■研究リポート 基本編 5.


ウィーンエメラルドの秘密.1

■ウィーンエメラルドの表現型を割合と忠実に再現している個体です。
ウィーンエメラルドは基本的な構造はダブルソードではないのです。

ここでソード・ラウンド系品種のセールをしたせいかまたもやウィーンエメラルドにつきましてお問い合わせいただく機会が多くなりまた私どもWebサイトへの検索でもこのウィーンエメラルドでご覧頂いているお客様も多く、今までお出かけいただきましたお客様以外ではあまりこうした場ではあまり深くをお話してはいなかったのですがそろそろこうした完成された品種につきまして理解を深めていただくのも良いと思いまして今さらなのですが話題にしてみました。
大半のお客様の疑問はようは「何をもってウィーンエメラルドと言っているのか?」という部分です、そう言われてみればウィーンエメラルドとはゆうもののはっきりとこれをもってウィーンエメラルドとするという表記は今まで見たことがありませんでしたね、そこで。


まず上の2つの個体の画像をご覧ください。
これらのウィーンエメラルドは私どもに来ましてかれこれ20年近くなるものです、当初はトップ・ボトム・ダブルソードかなりバラつていたものでしたが長年の淘汰により2〜3年を過ぎてからは現在のような表現にほぼ落ち着いてきました。
大変に良くウィーンエメラルドの基本的な表現を表している個体です、お客様にお聞きしますとウィーンエメラルドの名前でかなり色々な表現のものが市場では出回っているようなのでこの画像で本来のウィーンエメラルドの姿をなるべく解りやすくお話してみようとおもいます。
それでは ウィーンエメラルドの基本的な表現条件を上げてみます。

1).尾びれの色合いの表現が上下異なること。
2).体に単眼模様(黒い点の柄)が現れること。
3).腰の付け根にグリーンの色合いが表現されること。
4).背びれの色合いが黄色になること。


厄介な話を除けばざっとこんなところになります、 画像から良くごらんください。
では何故こんな断定的なことが言えるのか?
これがウィーンエメラルドの面白いところです、この今上げた表現の条件を満たさなければこのような体型にならないという色合い表現と体型表現がある意味で相互関係にある訳です。

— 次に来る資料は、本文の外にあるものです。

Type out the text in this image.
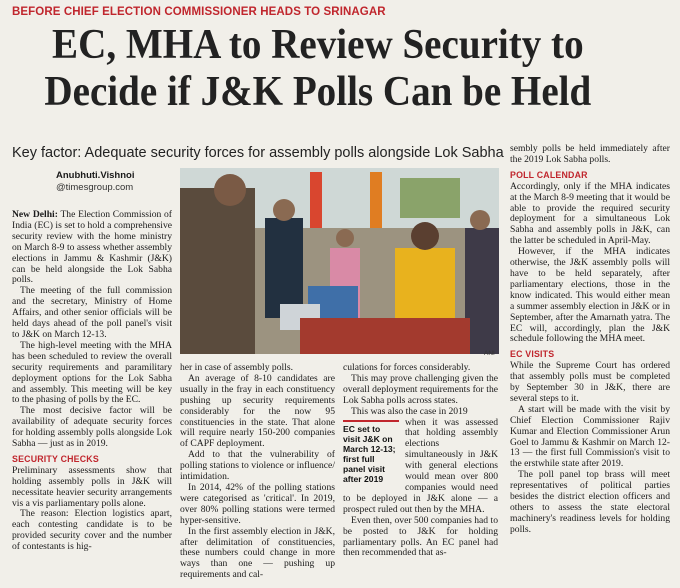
BEFORE CHIEF ELECTION COMMISSIONER HEADS TO SRINAGAR
EC, MHA to Review Security to
Decide if J&K Polls Can be Held
Key factor: Adequate security forces for assembly polls alongside Lok Sabha
Anubhuti.Vishnoi
@timesgroup.com

New Delhi: The Election Commission of India (EC) is set to hold a comprehensive security review with the home ministry on March 8-9 to assess whether assembly elections in Jammu & Kashmir (J&K) can be held alongside the Lok Sabha polls.

The meeting of the full commission and the secretary, Ministry of Home Affairs, and other senior officials will be held days ahead of the poll panel's visit to J&K on March 12-13.

The high-level meeting with the MHA has been scheduled to review the overall security requirements and paramilitary deployment options for the Lok Sabha and assembly. This meeting will be key to the phasing of polls by the EC.

The most decisive factor will be availability of adequate security forces for holding assembly polls alongside Lok Sabha — just as in 2019.

SECURITY CHECKS

Preliminary assessments show that holding assembly polls in J&K will necessitate heavier security arrangements vis a vis parliamentary polls alone.

The reason: Election logistics apart, each contesting candidate is to be provided security cover and the number of contestants is hig-

ANI

her in case of assembly polls.

An average of 8-10 candidates are usually in the fray in each constituency pushing up security requirements considerably for the now 95 constituencies in the state. That alone will require nearly 150-200 companies of CAPF deployment.

Add to that the vulnerability of polling stations to violence or influence/ intimidation.

In 2014, 42% of the polling stations were categorised as 'critical'. In 2019, over 80% polling stations were termed hyper-sensitive.

In the first assembly election in J&K, after delimitation of constituencies, these numbers could change in more ways than one — pushing up requirements and cal-

culations for forces considerably.

This may prove challenging given the overall deployment requirements for the Lok Sabha polls across states.

This was also the case in 2019

EC set to visit J&K on March 12-13; first full panel visit after 2019

when it was assessed that holding assembly elections simultaneously in J&K with general elections would mean over 800 companies would need to be deployed in J&K alone — a prospect ruled out then by the MHA.

Even then, over 500 companies had to be posted to J&K for holding parliamentary polls. An EC panel had then recommended that as-

sembly polls be held immediately after the 2019 Lok Sabha polls.

POLL CALENDAR

Accordingly, only if the MHA indicates at the March 8-9 meeting that it would be able to provide the required security deployment for a simultaneous Lok Sabha and assembly polls in J&K, can the latter be scheduled in April-May.

However, if the MHA indicates otherwise, the J&K assembly polls will have to be held separately, after parliamentary elections, those in the know indicated. This would either mean a summer assembly election in J&K or in September, after the Amarnath yatra. The EC will, accordingly, plan the J&K schedule following the MHA meet.

EC VISITS

While the Supreme Court has ordered that assembly polls must be completed by September 30 in J&K, there are several steps to it.

A start will be made with the visit by Chief Election Commissioner Rajiv Kumar and Election Commissioner Arun Goel to Jammu & Kashmir on March 12-13 — the first full Commission's visit to the erstwhile state after 2019.

The poll panel top brass will meet representatives of political parties besides the district election officers and others to assess the state electoral machinery's readiness levels for holding polls.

ちよっと話がやっかいになって来たのでもう少し細かくおはなししてみましょう。
まず尾びれの話から、何故上下の色合いの表現が違わなければいけないのでしょうか?
これは ウィーンエメラルドは基本的にダブルソードではないからです、つまり上側のソード表現と下側のソード表現をつかさどる遺伝的な要因が異なるからです、思い起こしてください「ウィーンエメラルド ダブルソード」とはどなたも言いますせんよね。
端的にいうとトップ付きボトムな訳です、当然遺伝的なファクターが異なる訳ですから色表現は違ってあたりまえというか違わなければこうならないということになります。
下の画像をご覧ください。




一見ウィーンエメラルドに見えますが実はこの個体はY型ダブルソードです、先ほどのウィーンエメラルドの表現条件と比べてみてください。
尾びれは上下同じ色合いの表現をしていますしダブルソードとしてはこちらの個体の方が長くきれいに伸びてきます。
背びれには色が無くまた腰にはグリーン色の表現もありません。
このように良く見比べてみますとこの個体はウィーンエメラルドとは別の品種であることがお解かりいただけるとともにウィーンエメラルドがいかに複雑な品種であるかがお解かりいただけるとおもいます。
品種としてはこの品種のようにYにダブルソードを持っているこの品種の方がウィーンエメラルドよりはるかに安定しています、しかしこうした部分がウィーンエメラルドの魅力ともいえます。

まずここまででウィーンエメラルドの尾びれの構造についてはご理解いただけたことと思います。
まだまだ条件がございましたね、ここまでお話が少々難しくなってしまったのでと続きはまた後日ということで。